Growing up, I had a friend who spent hours tinkering away in his parent’s backyard, building the craziest contraptions. When we’d hang out, he’d outline in detail how he built a fish tank using an old computer monitor. Or he’d extol the virtues of his potato guns, wheelchair-wheel cleaners and a custom-made keg-chilling beer fridge. We’d laugh him off.

He later became an engineer, and I became less of a jerk, and I soon realized that his creative genius was actually very impressive.

Now there’s a whole event dedicated to these tinkerers. In it’s second year, the Calgary Mini Maker Faire (modeled after larger Maker Faire events) has partnered with Beakerhead to put on a massive exhibit of “built in your backyard” inventions on Saturday, September 14.

Interested in showing off your own contraption? Still need to dream up a cool idea? With the exhibitor application deadline coming up soon (midnight, July 31), here’s a few neat example projects from other Alberta makers to help you get inspired:

EZ-B Robot Controller and EZ-Robot, DJ Sures

Throughout his career, Calgary-based roboticist Sures recognized a desire by the masses to create their own computerized friends. And so he simplified the process, creating a circuit board he called the EZ-B Robot Controller that could be connected to toys to bring them to life. He later extended the project and founded EZ-Robot, a Calgary-based company that sells complete hardware and software kits that allow users to build their own robots.

This video shows a poor broken Teddy Ruxpin being resurrected through use of the EZ-Robot kit. Skip ahead to 1:40 to see the little guy in action.

CLOUD, Caitlind r.c. Brown and Wayne Garrett

For those who frequent any form social media, this creation will likely be a little more recognizable. Calgary duo Brown and Garrett are known for projects that are interactive in nature (see Wreck City and The House Project). Their imaginative CLOUD project, which was created from 6,000 new and burnt-out light bulbs, was part of Nuit Blanche Calgary. Each bulb is connected to a pull-string, allowing viewers to turn the lights on and off.

This video, produced by Brown, shows CLOUD in action.

CLOUD: An Interactive Sculpture Made from 6,000 Light Bulbs from Caitlind r.c. Brown on Vimeo.

Schmotoboard, Trevor Bielby

While some things are created simply for artistic merit, others are crafted to fulfil an unmet desire. Bielby, a Calgary truck driver, took his remote-controlled gas-powered board in front of the ruthless Dragons on CBC’s Dragon’s Den in 2009 (and ended up receiving one of those rare offers of partnership!), providing the panel an opportunity to, in a sense, “snowboard” year-round.

The board is a 49cc recreational vehicle with a wireless throttle handled by a remote control.
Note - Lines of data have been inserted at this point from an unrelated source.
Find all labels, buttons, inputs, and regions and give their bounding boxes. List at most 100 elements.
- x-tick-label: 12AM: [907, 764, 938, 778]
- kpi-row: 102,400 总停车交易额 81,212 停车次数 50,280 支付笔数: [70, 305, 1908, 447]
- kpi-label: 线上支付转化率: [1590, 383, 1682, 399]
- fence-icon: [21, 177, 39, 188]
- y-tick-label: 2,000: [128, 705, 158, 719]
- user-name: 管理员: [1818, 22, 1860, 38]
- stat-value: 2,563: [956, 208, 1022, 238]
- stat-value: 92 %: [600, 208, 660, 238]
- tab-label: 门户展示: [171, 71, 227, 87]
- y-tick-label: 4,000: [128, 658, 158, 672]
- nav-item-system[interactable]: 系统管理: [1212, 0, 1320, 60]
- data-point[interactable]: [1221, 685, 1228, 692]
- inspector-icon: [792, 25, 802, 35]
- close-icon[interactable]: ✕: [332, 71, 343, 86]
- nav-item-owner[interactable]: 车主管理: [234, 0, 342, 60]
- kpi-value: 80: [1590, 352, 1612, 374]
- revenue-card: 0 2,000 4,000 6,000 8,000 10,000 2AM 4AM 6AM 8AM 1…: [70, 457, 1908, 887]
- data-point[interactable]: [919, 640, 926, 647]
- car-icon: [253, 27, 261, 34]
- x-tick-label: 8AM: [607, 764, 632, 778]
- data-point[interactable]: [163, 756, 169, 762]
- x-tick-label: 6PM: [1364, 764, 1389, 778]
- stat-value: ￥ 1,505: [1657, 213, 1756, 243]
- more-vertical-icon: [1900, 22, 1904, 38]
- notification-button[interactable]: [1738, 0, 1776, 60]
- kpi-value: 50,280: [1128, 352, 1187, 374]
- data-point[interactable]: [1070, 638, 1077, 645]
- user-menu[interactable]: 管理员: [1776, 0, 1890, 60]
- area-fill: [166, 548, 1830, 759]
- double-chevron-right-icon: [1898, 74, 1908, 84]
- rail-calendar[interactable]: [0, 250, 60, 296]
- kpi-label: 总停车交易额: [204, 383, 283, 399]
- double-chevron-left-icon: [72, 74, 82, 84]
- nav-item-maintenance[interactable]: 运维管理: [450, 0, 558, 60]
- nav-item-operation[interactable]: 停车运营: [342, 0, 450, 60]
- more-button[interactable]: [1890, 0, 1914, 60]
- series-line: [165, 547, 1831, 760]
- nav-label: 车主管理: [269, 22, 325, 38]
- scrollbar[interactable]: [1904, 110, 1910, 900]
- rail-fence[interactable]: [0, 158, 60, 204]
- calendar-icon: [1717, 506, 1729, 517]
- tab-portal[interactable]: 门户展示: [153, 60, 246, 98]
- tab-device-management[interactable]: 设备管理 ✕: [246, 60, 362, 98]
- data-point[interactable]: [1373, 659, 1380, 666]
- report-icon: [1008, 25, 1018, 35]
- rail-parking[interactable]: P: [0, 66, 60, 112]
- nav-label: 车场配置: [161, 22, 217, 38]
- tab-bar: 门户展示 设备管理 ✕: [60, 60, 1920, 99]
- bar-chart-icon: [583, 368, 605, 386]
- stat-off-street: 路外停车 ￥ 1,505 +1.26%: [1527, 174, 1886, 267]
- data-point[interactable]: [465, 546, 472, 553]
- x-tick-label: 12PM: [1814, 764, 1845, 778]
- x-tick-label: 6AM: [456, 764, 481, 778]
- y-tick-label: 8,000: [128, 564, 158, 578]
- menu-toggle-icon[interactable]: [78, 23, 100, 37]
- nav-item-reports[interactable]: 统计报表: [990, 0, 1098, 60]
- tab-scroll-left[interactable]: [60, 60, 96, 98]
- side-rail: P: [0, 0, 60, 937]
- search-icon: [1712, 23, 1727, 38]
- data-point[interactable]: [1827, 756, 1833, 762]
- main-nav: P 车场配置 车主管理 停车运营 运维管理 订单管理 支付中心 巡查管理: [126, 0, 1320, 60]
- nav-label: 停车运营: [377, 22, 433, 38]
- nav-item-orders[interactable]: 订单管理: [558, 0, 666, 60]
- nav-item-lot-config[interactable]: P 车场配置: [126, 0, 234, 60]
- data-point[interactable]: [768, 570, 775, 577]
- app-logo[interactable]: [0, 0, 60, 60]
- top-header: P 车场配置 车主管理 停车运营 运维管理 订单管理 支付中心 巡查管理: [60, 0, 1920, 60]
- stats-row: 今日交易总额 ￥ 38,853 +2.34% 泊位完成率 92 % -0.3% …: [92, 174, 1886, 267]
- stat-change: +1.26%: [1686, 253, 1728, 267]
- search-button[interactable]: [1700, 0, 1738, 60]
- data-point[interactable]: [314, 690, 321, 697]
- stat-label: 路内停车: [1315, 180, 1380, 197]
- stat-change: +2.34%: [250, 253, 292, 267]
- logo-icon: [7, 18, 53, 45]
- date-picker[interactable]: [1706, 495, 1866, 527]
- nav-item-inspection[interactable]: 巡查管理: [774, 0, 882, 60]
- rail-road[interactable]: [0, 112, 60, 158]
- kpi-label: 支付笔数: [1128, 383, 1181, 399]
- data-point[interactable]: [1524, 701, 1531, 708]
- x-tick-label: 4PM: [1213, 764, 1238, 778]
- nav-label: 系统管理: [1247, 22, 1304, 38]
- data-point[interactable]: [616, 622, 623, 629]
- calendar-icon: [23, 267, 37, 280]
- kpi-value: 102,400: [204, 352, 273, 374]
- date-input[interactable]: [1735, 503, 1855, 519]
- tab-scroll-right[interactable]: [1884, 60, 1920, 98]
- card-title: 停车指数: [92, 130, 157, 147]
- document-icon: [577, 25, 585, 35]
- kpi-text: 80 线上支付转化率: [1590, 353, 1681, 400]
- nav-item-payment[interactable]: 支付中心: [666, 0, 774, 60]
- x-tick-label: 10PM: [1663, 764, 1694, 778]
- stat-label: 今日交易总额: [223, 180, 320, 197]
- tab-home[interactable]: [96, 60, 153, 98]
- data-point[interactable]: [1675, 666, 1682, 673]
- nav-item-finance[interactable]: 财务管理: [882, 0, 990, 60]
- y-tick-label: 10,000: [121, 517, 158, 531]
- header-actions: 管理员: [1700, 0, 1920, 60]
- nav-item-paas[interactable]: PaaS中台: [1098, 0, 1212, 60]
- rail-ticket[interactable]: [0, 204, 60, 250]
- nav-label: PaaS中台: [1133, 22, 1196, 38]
Below is Bielby’s audition video for the CBC show, which shows him cruising around a snowy University of Calgary campus.

Patronus, Phil Allen

Photo: Postmedia Archive

Using scrap metal that he had been collecting for years, Crossfield welder Allen constructed a 9.5-foot tall robot in his backyard over two-and-a-half years.

This week Allen told the Rocky View Weekly that he’d like to “have [the robot] talking by September” and eventually make the big guy move. Perhaps this could be the making of a beautiful (if not terrifying) partnership between the maker of giant 1,000 pound robots and a certain local roboticist that brings them to life?